Mar 6 • 11:00 UTC 🇨🇳 China South China Morning Post

China’s securities regulator vows tougher oversight to shore up stock-market confidence

China's securities regulator has announced plans for stricter oversight and measures to enhance stock market confidence, with a focus on fraud prevention and corporate governance.

The China Securities Regulatory Commission (CSRC) has declared its intention to implement tougher regulations aimed at restoring confidence in the country's stock market. CSRC chief Wu Qing emphasized that measures such as cracking down on fraud, improving governance, and promoting higher dividend payouts and share buy-backs will be crucial in making Chinese assets more attractive to investors. This initiative comes in the context of a recovering market sentiment, as recent trends indicate an upward momentum in stock performance.
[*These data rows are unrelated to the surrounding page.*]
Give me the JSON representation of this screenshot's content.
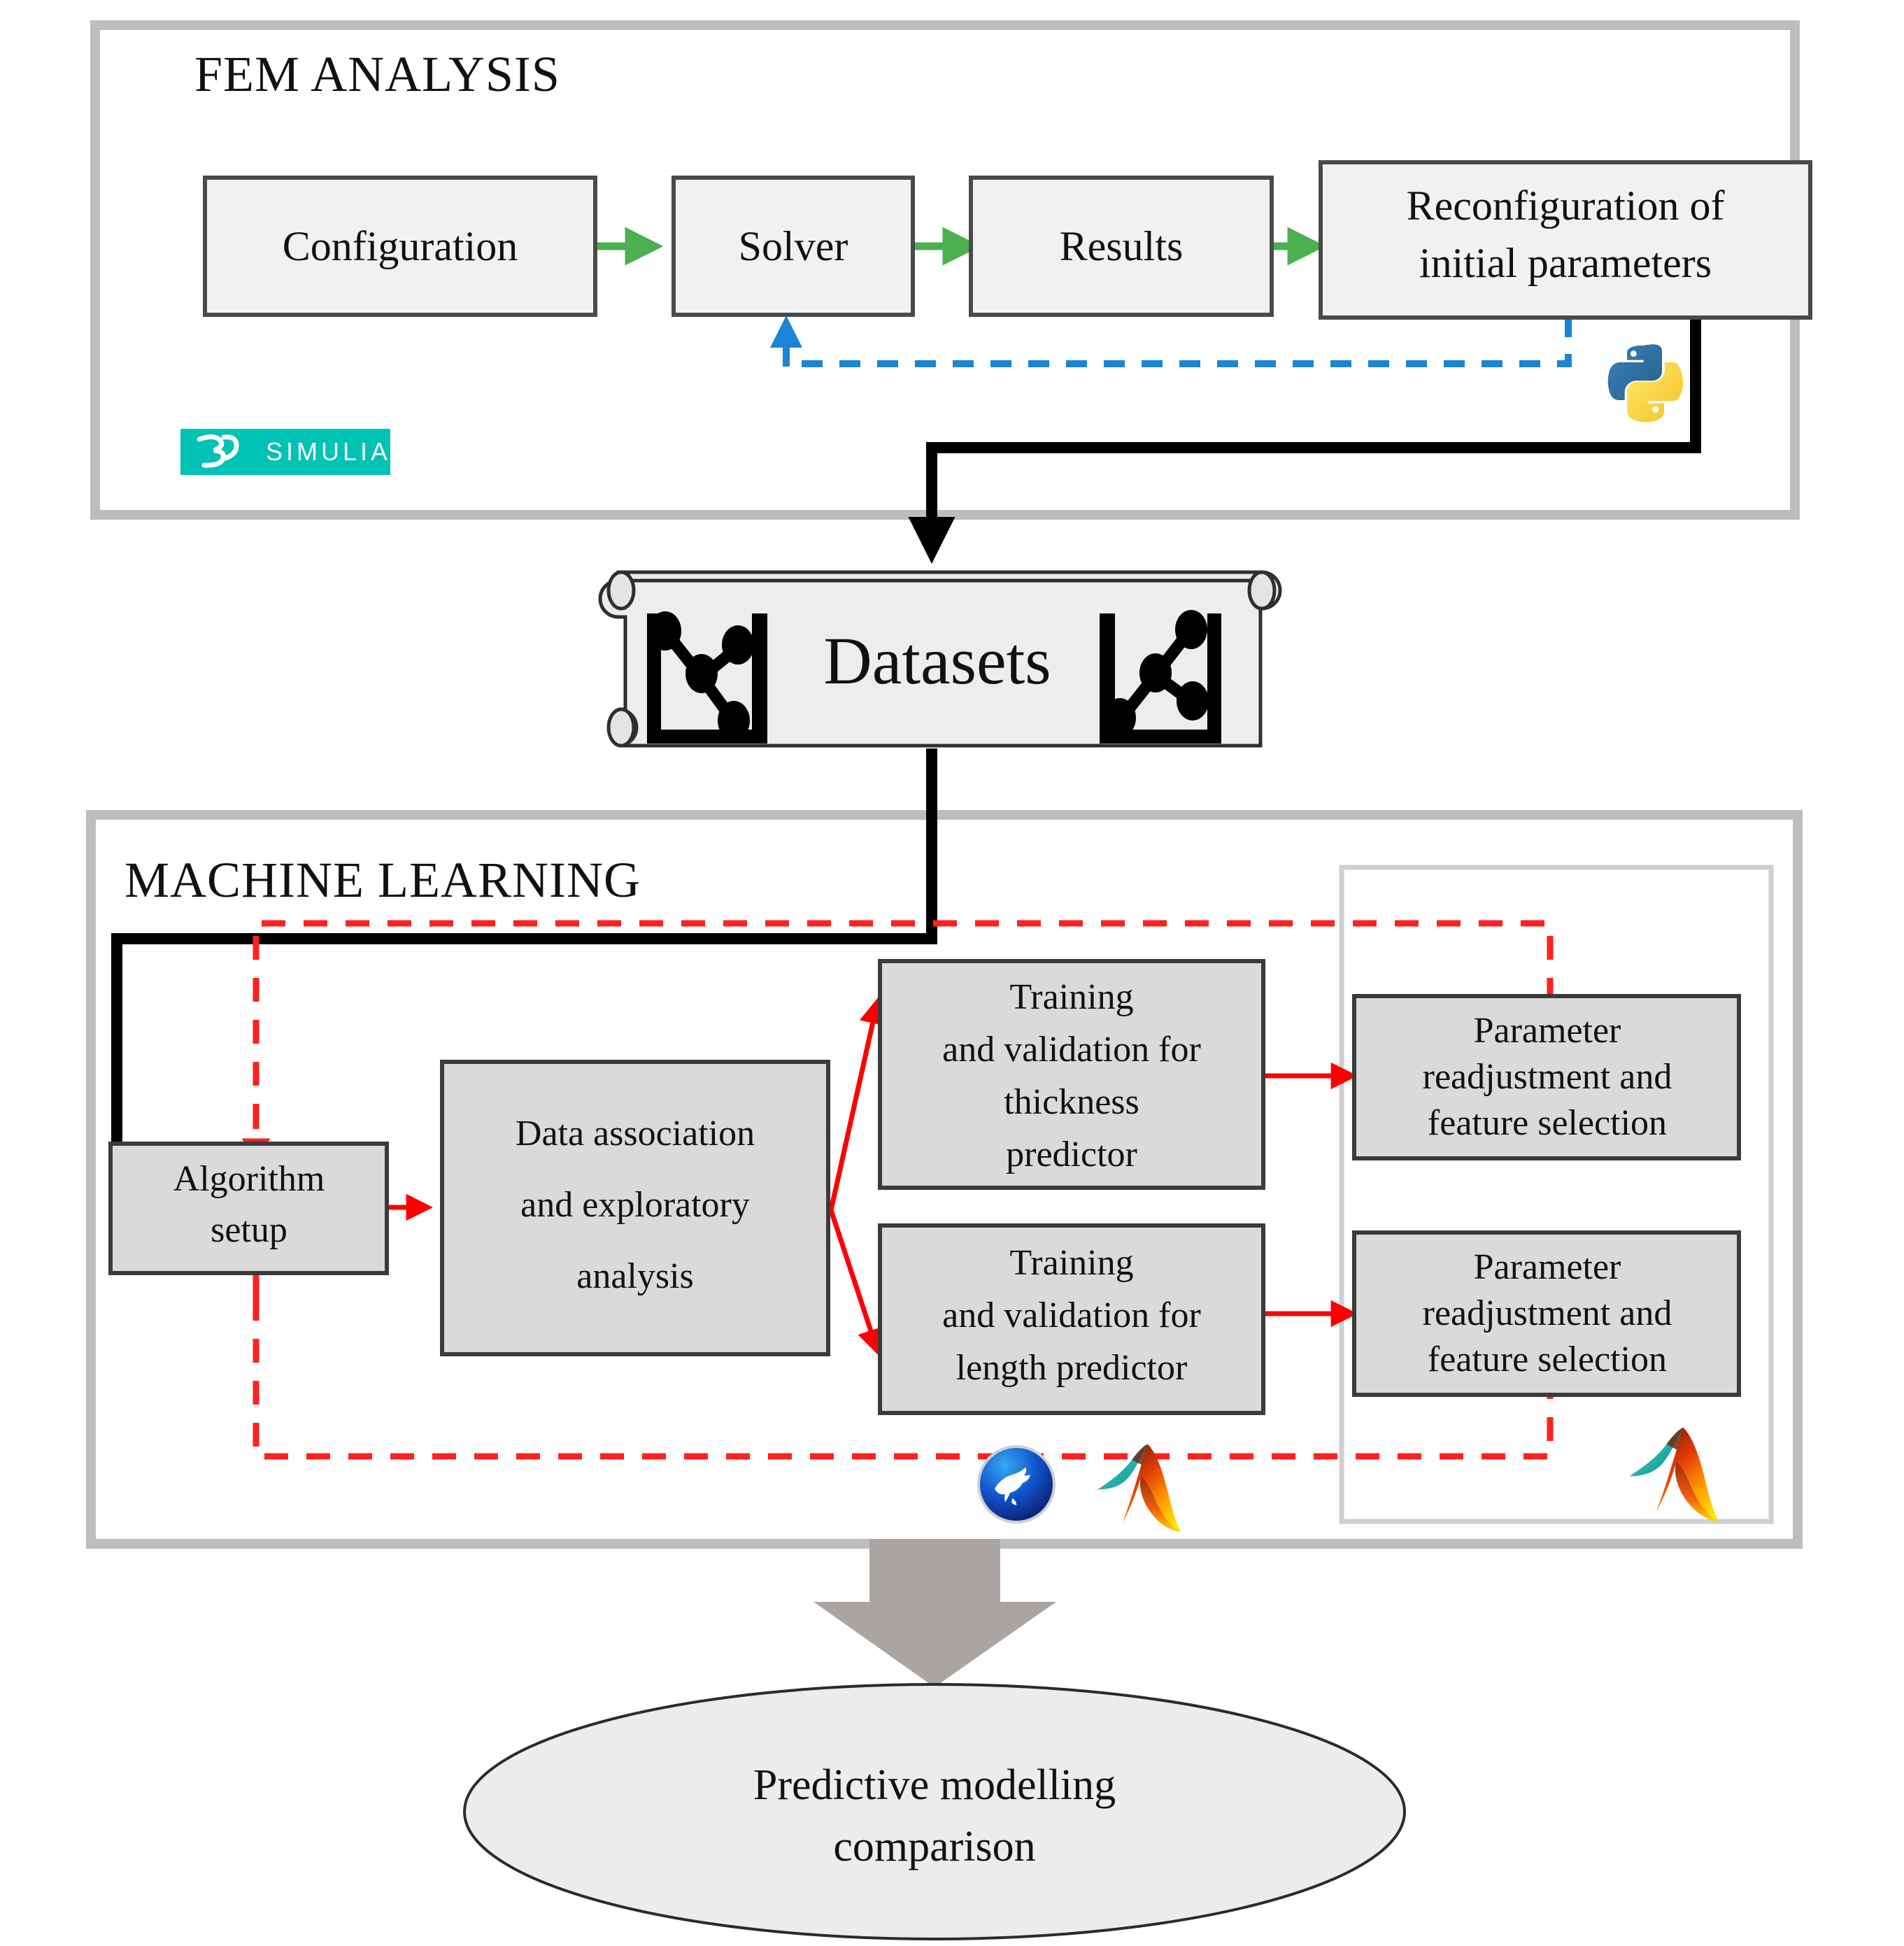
{
  "diagram": {
    "title_fem": "FEM ANALYSIS",
    "title_ml": "MACHINE LEARNING"
  },
  "fem": {
    "boxes": [
      {
        "id": "configuration",
        "label": "Configuration"
      },
      {
        "id": "solver",
        "label": "Solver"
      },
      {
        "id": "results",
        "label": "Results"
      },
      {
        "id": "reconfiguration",
        "line1": "Reconfiguration of",
        "line2": "initial parameters"
      }
    ],
    "logo": {
      "name": "simulia-logo",
      "mark": "3DS",
      "text": "SIMULIA",
      "color": "#00c2b5"
    },
    "python_logo": {
      "name": "python-logo",
      "blue": "#306998",
      "yellow": "#ffd43b"
    }
  },
  "datasets": {
    "label": "Datasets",
    "icon_left": "line-chart-icon",
    "icon_right": "line-chart-icon"
  },
  "ml": {
    "boxes": [
      {
        "id": "algorithm-setup",
        "line1": "Algorithm",
        "line2": "setup"
      },
      {
        "id": "data-association",
        "line1": "Data association",
        "line2": "and exploratory",
        "line3": "analysis"
      },
      {
        "id": "training-thickness",
        "line1": "Training",
        "line2": "and validation for",
        "line3": "thickness",
        "line4": "predictor"
      },
      {
        "id": "training-length",
        "line1": "Training",
        "line2": "and validation for",
        "line3": "length predictor"
      },
      {
        "id": "param-readjust-thickness",
        "line1": "Parameter",
        "line2": "readjustment and",
        "line3": "feature selection"
      },
      {
        "id": "param-readjust-length",
        "line1": "Parameter",
        "line2": "readjustment and",
        "line3": "feature selection"
      }
    ],
    "logos": [
      {
        "name": "weka-logo",
        "color": "#1565d8"
      },
      {
        "name": "matlab-logo",
        "color": "#e2591e"
      },
      {
        "name": "matlab-logo",
        "color": "#e2591e"
      }
    ]
  },
  "output": {
    "line1": "Predictive modelling",
    "line2": "comparison"
  },
  "colors": {
    "fem_box_fill": "#f1f1f1",
    "ml_box_fill": "#dadada",
    "frame_border": "#bdbdbd",
    "green_arrow": "#4caf50",
    "red_arrow": "#ff0000",
    "blue_dash": "#1a84d6",
    "black_flow": "#000000",
    "block_arrow": "#aaa5a2",
    "simulia_teal": "#00c2b5",
    "python_blue": "#306998",
    "python_yellow": "#ffd43b"
  }
}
Wu highlighted the importance of refining existing mechanisms to create incentives and hold listed companies accountable. By encouraging better governance standards and enhancing shareholder returns through dividends and buy-backs, the CSRC aims to rebuild trust among investors. Additionally, the regulator plans to invigorate China's mergers and acquisitions market, facilitating a more efficient allocation of resources and contributing to the development of competitive enterprises on a global scale.
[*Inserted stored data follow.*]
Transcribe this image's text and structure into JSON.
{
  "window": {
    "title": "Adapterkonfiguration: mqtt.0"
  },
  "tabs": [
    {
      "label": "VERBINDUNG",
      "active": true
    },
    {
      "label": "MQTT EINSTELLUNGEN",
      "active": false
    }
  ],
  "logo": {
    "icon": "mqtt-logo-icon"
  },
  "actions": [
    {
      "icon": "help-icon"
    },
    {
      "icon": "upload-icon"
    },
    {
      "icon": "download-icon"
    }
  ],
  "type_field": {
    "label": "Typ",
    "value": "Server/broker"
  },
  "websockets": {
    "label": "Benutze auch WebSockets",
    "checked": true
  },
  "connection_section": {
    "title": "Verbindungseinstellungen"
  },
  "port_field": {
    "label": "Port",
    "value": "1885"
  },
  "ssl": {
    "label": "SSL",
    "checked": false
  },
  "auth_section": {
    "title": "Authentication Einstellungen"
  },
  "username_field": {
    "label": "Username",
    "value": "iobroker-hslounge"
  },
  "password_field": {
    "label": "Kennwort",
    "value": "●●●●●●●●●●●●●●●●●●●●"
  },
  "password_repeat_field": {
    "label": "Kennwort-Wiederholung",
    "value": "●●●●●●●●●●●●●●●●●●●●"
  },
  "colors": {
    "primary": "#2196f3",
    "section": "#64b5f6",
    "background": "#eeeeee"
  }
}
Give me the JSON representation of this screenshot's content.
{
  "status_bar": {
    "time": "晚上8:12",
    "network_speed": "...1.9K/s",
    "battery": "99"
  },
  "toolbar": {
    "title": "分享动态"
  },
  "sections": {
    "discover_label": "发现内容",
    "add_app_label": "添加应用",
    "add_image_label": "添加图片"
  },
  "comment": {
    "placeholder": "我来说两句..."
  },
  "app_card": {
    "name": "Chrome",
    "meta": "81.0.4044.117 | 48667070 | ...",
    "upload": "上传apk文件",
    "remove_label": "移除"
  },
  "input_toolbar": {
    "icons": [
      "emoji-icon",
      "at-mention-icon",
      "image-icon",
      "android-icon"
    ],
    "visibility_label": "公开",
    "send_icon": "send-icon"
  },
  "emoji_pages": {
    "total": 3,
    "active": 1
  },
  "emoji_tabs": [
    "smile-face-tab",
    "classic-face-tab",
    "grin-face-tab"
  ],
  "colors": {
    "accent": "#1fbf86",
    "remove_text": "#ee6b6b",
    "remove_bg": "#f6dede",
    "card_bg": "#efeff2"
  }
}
The CSRC has observed early signs of recovery in market sentiment, suggesting that the measures being adopted are moving in the right direction. Wu's remarks reflect a broader strategy to ensure that risk prevention and stringent supervision stabilize and bolster confidence in the Chinese stock market. As these regulatory changes unfold, they may significantly impact both domestic and foreign investor perceptions, influencing future investment decisions in China’s financial landscape.